Вадим Ротенберг - Сновидения, гипноз и деятельность мозга
Рассмотрим теперь, исходя из нашего определения, последовательно различные формы бессознательного психического.
I. Хорошо известно, что в нашем мозгу хранится и постоянно увеличивается информация (получаемая в процессе именно психического отражения объективной реальности), которая, однако, может оставаться неосознанной в каждый данный момент. Так, читающие эти строки «не осознают» в момент чтения, что бумага, на которой написан текст, сделана из того же материала, что и стол, за которым сидит читающий субъект. Но достаточно нам сейчас обратить внимание на этот факт, как он тотчас осознается. Такого рода информация не является объектом сознания только в силу своей неактуальности для текущей деятельности, подчиненной осознанным задачам. Однако она легко может стать объектом сознания, как только произойдет изменение задач, и информация приобретет актуальность или, как в нашем примере, как только будет поставлена задача на осознание. Важно подчеркнуть, что неосознание в данном случае определяется малой значимостью информации для действующего субъекта, а отнюдь не конфронтационными отношениями с сознанием.

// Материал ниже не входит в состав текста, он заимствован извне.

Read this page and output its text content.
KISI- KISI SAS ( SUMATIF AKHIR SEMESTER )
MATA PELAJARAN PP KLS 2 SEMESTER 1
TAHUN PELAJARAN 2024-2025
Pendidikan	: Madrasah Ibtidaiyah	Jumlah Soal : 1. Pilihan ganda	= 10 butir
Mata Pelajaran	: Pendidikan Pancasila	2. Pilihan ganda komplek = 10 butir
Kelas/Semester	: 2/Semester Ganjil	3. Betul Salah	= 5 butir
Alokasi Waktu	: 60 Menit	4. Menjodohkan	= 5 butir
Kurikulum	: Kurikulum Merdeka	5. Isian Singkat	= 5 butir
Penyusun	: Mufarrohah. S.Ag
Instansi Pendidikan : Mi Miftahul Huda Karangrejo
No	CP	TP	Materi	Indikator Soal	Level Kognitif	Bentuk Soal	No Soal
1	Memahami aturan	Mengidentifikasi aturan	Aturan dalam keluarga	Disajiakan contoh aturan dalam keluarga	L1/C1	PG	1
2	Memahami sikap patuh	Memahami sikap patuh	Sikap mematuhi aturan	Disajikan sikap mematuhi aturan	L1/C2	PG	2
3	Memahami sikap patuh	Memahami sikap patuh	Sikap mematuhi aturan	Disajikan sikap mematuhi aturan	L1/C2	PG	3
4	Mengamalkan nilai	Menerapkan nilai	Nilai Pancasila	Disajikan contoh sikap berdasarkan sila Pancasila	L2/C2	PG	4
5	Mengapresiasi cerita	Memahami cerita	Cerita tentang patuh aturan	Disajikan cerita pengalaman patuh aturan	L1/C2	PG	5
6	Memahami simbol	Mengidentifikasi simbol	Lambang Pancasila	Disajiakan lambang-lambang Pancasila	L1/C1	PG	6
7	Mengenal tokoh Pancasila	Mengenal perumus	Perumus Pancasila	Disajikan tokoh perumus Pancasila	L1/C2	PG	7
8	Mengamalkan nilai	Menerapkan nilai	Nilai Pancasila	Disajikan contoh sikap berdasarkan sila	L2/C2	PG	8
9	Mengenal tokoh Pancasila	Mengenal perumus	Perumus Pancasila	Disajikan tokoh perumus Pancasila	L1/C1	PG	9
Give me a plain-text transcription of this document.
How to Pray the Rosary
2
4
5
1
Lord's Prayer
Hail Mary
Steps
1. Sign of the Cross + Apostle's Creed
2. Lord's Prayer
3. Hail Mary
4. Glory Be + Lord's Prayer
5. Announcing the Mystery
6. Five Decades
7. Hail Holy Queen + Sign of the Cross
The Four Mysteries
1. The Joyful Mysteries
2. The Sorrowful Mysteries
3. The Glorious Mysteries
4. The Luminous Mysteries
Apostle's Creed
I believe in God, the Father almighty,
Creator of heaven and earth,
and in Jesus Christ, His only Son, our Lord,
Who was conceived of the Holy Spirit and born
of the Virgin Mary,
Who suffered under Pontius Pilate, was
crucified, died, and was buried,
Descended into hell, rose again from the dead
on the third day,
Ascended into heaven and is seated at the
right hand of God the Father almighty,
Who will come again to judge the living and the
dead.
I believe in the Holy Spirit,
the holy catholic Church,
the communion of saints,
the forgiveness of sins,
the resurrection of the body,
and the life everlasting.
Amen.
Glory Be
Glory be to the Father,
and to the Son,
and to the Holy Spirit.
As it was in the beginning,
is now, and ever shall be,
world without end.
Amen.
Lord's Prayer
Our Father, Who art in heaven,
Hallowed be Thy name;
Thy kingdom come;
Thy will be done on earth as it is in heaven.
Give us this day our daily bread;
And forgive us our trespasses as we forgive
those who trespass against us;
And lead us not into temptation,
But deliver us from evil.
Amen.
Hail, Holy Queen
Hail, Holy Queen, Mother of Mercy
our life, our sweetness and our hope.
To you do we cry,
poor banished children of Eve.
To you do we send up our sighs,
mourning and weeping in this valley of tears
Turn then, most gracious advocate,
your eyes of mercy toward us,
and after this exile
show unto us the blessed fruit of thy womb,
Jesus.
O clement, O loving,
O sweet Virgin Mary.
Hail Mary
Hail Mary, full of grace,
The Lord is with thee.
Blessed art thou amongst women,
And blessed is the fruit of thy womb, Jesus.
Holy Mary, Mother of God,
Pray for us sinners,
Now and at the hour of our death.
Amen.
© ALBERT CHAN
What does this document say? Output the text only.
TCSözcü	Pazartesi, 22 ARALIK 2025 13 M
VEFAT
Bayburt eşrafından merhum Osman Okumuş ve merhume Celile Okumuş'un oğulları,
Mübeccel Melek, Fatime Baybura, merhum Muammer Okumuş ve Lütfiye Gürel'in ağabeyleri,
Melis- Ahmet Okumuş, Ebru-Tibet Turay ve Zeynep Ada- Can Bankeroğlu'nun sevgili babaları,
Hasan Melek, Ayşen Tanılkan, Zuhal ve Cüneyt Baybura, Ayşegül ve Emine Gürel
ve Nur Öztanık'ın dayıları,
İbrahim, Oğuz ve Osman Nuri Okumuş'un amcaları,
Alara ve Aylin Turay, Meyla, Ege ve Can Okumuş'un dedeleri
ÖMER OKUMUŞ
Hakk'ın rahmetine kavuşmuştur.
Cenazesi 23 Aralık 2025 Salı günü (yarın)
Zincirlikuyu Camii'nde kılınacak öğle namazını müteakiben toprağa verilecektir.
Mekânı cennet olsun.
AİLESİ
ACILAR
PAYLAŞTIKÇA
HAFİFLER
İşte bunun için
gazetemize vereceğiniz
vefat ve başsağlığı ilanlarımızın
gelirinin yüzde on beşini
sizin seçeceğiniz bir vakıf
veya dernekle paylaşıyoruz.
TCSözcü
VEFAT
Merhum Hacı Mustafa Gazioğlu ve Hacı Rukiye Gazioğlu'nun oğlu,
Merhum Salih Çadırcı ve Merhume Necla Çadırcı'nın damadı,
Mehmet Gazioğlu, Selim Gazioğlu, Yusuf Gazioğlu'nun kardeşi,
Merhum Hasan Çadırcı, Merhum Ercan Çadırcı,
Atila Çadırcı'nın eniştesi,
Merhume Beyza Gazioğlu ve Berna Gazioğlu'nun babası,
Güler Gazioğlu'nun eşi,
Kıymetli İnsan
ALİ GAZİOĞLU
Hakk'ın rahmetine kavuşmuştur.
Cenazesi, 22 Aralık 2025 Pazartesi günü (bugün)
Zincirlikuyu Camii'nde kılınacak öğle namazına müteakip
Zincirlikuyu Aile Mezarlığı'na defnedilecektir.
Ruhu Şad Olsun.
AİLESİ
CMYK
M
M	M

II. Совершенно иная ситуация имеет место в тех случаях, когда содержание психического отражения является актуальным, но не осознается в связи со слишком большой сложностью и нелинейностью информации. Для того, чтобы проанализировать специфику возникающих при этом соотношений между сознанием и бессознательным, необходимо дать определение сознания и рассмотреть связь сознания с процессами мышления.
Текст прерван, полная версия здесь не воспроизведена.